En raison des restrictions concernant les articles non essentiels, de nombreux vendeurs et vendeurs d’Amazon cherchaient d’autres moyens d’expédier leurs produits aux clients.

Les vendeurs utilisant la FBA ont essayé de mettre en place leur propre transport maritime (Fulfillment by Merchant – FBM). D’autre part, les vendeurs envisageaient de créer des comptes de vendeur pour utiliser le FBM, ou distribuaient leurs produits via leurs réseaux de vendeurs.

Dans l’ensemble, de nombreux produits n’étaient plus disponibles via FBA ou Prime, de sorte que davantage d’articles remplis par les marchands étaient soudainement présents dans l’Amazon Buy Box.

Heureusement, Amazon a récemment repris ses activités pour les articles non essentiels, de sorte que les stocks peuvent maintenant être progressivement reconstitués et que les délais d’expédition ont commencé à diminuer.

La publicité pendant la crise

Lors de l’enquête menée à la mi-mars par Sellics, près de 40 % des marques interrogées ont également déclaré qu’elles s’attendaient à des réductions du budget publicitaire.

Certaines marques ont en effet décidé de réduire la publicité parce qu’elles étaient confrontées à des ruptures de stock (imminentes), à des délais de livraison plus longs ou à une baisse de la demande.

Cependant, les performances publicitaires globales récentes ont été fortes sur Amazon. De nombreux annonceurs ont constaté une forte augmentation des ventes de publicité au cours des dernières semaines.

Cette tendance s’est accompagnée d’une diminution de la concurrence et donc d’une baisse des prix des clics et d’une augmentation de l’efficacité de la publicité.

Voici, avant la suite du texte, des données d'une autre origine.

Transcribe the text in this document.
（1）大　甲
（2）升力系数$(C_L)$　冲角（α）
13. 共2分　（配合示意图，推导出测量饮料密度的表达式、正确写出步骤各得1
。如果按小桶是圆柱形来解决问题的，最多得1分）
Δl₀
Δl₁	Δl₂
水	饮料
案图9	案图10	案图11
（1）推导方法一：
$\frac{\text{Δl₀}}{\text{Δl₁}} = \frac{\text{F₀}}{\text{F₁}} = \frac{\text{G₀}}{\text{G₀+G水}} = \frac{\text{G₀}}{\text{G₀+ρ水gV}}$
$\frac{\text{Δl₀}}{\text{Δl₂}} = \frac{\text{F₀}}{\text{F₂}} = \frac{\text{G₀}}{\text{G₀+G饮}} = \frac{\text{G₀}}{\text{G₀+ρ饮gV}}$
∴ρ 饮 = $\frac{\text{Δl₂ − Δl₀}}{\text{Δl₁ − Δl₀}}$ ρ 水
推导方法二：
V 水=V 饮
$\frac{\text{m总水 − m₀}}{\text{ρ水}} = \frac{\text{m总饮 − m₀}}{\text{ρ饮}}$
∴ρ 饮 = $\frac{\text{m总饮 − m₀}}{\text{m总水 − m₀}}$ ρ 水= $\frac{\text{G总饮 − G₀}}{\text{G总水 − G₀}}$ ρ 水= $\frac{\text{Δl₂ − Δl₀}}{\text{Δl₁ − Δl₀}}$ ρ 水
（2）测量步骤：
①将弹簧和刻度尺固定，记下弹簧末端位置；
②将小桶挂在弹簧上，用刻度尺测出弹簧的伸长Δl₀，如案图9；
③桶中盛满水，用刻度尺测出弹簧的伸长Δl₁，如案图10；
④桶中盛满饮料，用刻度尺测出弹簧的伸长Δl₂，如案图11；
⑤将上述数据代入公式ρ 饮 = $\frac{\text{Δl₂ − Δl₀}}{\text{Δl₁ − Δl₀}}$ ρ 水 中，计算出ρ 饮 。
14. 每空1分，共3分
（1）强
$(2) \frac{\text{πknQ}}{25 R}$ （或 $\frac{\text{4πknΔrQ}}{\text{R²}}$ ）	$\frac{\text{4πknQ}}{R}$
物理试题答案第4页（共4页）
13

Le nouveau monde du commerce électronique est devenu un environnement très dynamique et en constante évolution pendant la crise COVID-19.

Par la suite, les marques doivent toujours suivre les dernières évolutions et adapter leurs stratégies de vente avec souplesse et en fonction des informations les plus récentes.

Toutefois, avec le passage de la brique au mortier au commerce en ligne, le commerce électronique a maintenant pu faire un grand bond en avant et a la possibilité de façonner activement l’avenir du commerce de détail plus rapidement que le monde ne l’aurait cru.

A propos de l’auteur : Franz Jordan est le PDG de Sellics, la principale plateforme logicielle All-in-One Amazon qui permet aux PME et aux entreprises d’étendre leur succès sur Amazon.